The following blog post was written by Amy Pepler, VP GM, Digital Client Services at Epsilon. You can see more of our content with Epsilon here.
If you think your email program is stuck in the past, you’re not alone. Keeping up with evolving technology can be daunting. The good news is that the ubiquity of consumer data means brands can now create personalized, exciting customer experiences.
Many brands are creating email architecture and design suites to achieve this goal
To understand this approach, keep in mind that a design suite features a features a library of custom modules that can be leveraged to create highly dynamic and personalized emails that adapt to subscriber behaviors and deliver on campaign objectives. The wireframe format within this architecture allows certain elements to remain consistent for every recipient, typically the logo and footer copy. But almost everything else — from the header, the body copy, the offer, to the call to action (CTA) — is fair game for dynamic tailoring. This also allows email marketers the freedom and flexibility to incorporate intelligent content, like store locators, which are highly personalized and engaging.

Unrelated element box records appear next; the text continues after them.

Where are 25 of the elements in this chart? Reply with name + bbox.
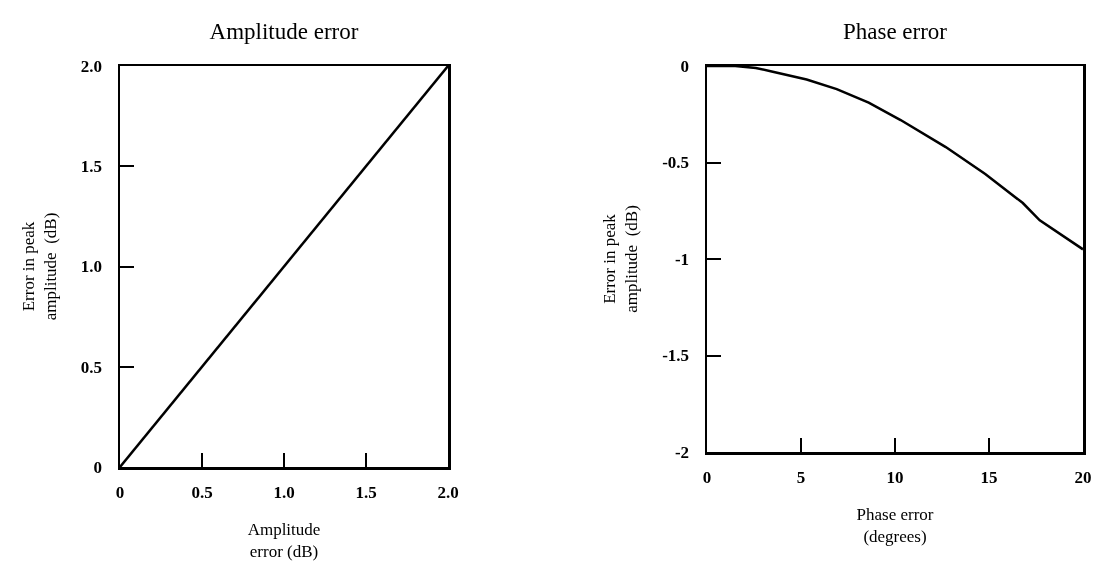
- x-tick-label: 1.5: [355, 482, 377, 502]
- x-tick-label: 5: [796, 467, 806, 487]
- x-tick-label: 1.0: [273, 482, 295, 502]
- x-tick-label: 10: [886, 467, 904, 487]
- y-axis-title: Error in peak amplitude (dB): [600, 205, 642, 313]
- x-tick-label: 0: [702, 467, 712, 487]
- y-tick-label: -1.5: [662, 346, 690, 366]
- y-tick-label: 0: [680, 56, 690, 76]
- chart-title: Amplitude error: [209, 19, 359, 45]
- x-tick-label: 20: [1074, 467, 1092, 487]
- y-tick-label: -1: [674, 249, 690, 269]
- x-tick-label: 0.5: [191, 482, 213, 502]
- y-tick-label: -0.5: [662, 153, 690, 173]
- y-tick-label: 1.5: [80, 157, 103, 177]
- chart-title: Phase error: [842, 19, 948, 45]
- x-axis-title: Phase error (degrees): [856, 504, 934, 546]
- x-tick-label: 0: [115, 482, 125, 502]
- y-tick-label: -2: [674, 442, 690, 462]
- y-tick-label: 2.0: [80, 56, 103, 76]
- x-axis-title: Amplitude error (dB): [247, 519, 321, 561]
- y-axis-title: Error in peak amplitude (dB): [19, 212, 61, 321]
- x-tick-label: 15: [980, 467, 998, 487]
- y-tick-label: 1.0: [80, 257, 103, 277]
- y-tick-label: 0.5: [80, 357, 103, 377]
- x-tick-label: 2.0: [437, 482, 459, 502]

When I started in email in 2005, I worked with a major airline client that supplied email offers based on the recipient’s self-reported closest airport. An offer would be populated based on their location. It was innovative technology for the time, but over a decade later many companies have not moved beyond this basic step. Considering the amount of personal data available today, email templates are the next logical phase in creating focused messaging.
Although some marketers have already been implementing this strategy, this flexible type of architecture is a critical need for everyone in the ultra-dynamic world of email marketing. Even those who have been taking similar approaches for some time, like the airline client I mentioned, must adjust and evolve as the channel changes.

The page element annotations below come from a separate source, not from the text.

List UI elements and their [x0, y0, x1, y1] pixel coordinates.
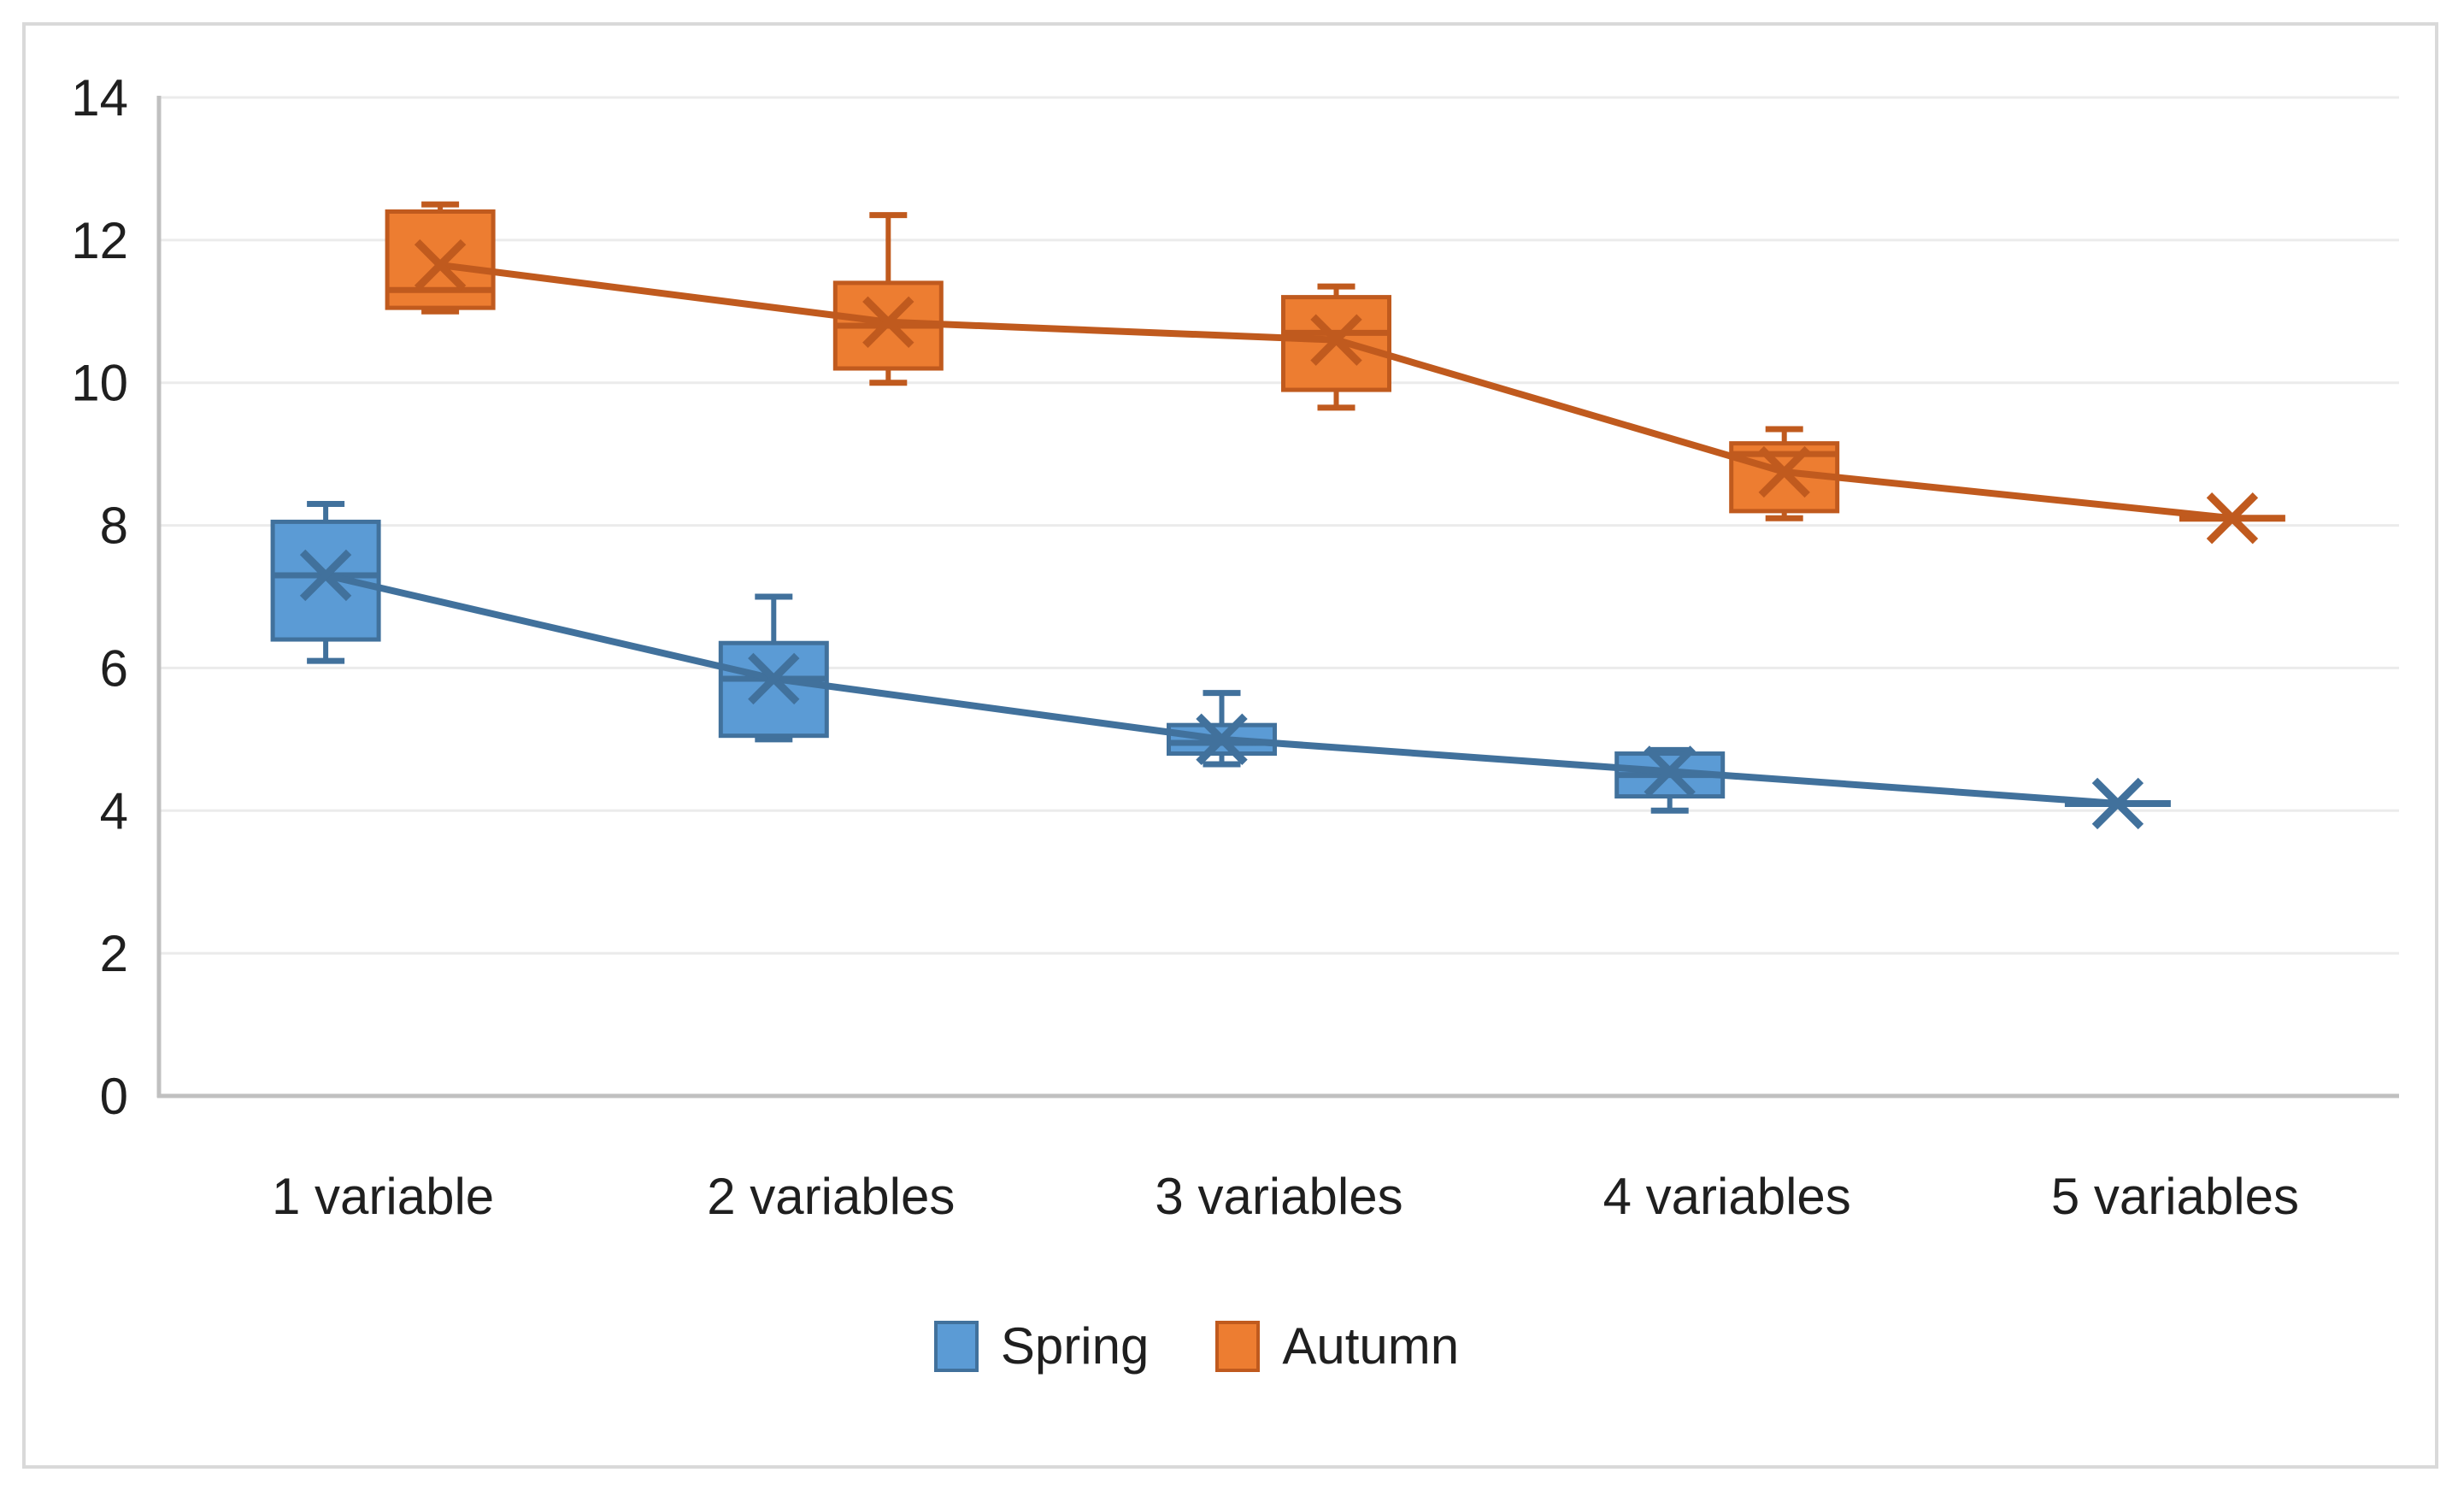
x-axis-label-4-variables: 4 variables: [1603, 1168, 1851, 1225]
mean-marker-spring-3: [1196, 713, 1248, 766]
mean-marker-autumn-3: [1310, 314, 1362, 366]
y-tick-label-6: 6: [100, 639, 128, 697]
legend-label-autumn: Autumn: [1282, 1317, 1460, 1375]
mean-marker-spring-5: [2091, 777, 2144, 830]
mean-marker-autumn-1: [414, 239, 467, 292]
mean-marker-autumn-5: [2206, 492, 2259, 545]
legend-item-spring: Spring: [933, 1317, 1150, 1375]
legend-swatch-autumn: [1215, 1321, 1261, 1372]
y-tick-label-4: 4: [100, 782, 128, 839]
legend-label-spring: Spring: [1000, 1317, 1150, 1375]
mean-marker-spring-4: [1644, 745, 1696, 798]
legend-swatch-spring: [933, 1321, 979, 1372]
x-axis-label-3-variables: 3 variables: [1155, 1168, 1403, 1225]
y-tick-label-8: 8: [100, 498, 128, 555]
legend-item-autumn: Autumn: [1215, 1321, 1459, 1372]
chart-legend: Spring Autumn: [0, 1316, 2393, 1376]
mean-marker-spring-1: [299, 549, 352, 602]
series-line-spring: [325, 572, 2119, 807]
x-axis-label-1-variable: 1 variable: [272, 1168, 494, 1225]
box-spring-2: [718, 640, 829, 739]
mean-marker-spring-2: [748, 652, 800, 705]
y-tick-label-12: 12: [71, 212, 128, 269]
y-tick-label-0: 0: [100, 1068, 128, 1125]
y-tick-label-14: 14: [71, 69, 128, 127]
mean-marker-autumn-2: [862, 296, 914, 348]
mean-marker-autumn-4: [1758, 445, 1810, 498]
y-tick-label-2: 2: [100, 925, 128, 982]
x-axis-label-5-variables: 5 variables: [2051, 1168, 2299, 1225]
x-axis-label-2-variables: 2 variables: [707, 1168, 955, 1225]
y-tick-label-10: 10: [71, 355, 128, 412]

How computers and babies drove modular template success
Dell set out to engage small business owners to drive revenue, but it quickly found out that using static HTML for email resulted in major inefficiencies. In order to streamline the email process, Dell converted over 150 of its static templates to four dynamic templates and did so in just a few short weeks. For Dell customers, this meant receiving more relevant content based upon their own personal profile. For Dell, this meant cutting email production time in half while doubling productivity. Dell’s paradigm shift now allows it to be more strategic with the content it delivers by eliminating production bottlenecks. It also has set them up for future success. With a standard system in place now, Dell will be able to further enhance its email content with personalization powered by machine learning.
RB Health (formerly Mead Johnson), a manufacturer of infant formula, also developed email architecture that incorporated versatile components to aid its approach to delivering various email streams to its audience. In one stream, messages were personalized based on the recipient’s week of pregnancy, providing informative content pertaining to her specific stage of pregnancy and relevant product offers. All messages adhered to the branding guidelines but had the flexibility to incorporate a high level of personalization based on information RB Health had about its customers. The goal is to continue using this template system as more data points are collected about the customer and eventually send messages based on personal data, like where the customer lives or fun activities they can do with their growing child.
Though standardized email architecture may sound antithetical to unique, personalized messages, implementing this kind of structure actually allows you to enhance the level of personalization that you can provide to your subscribers. By making it easier to input tailored and personalized content, you can create emails that deliver relevant messages in the moments that matter most.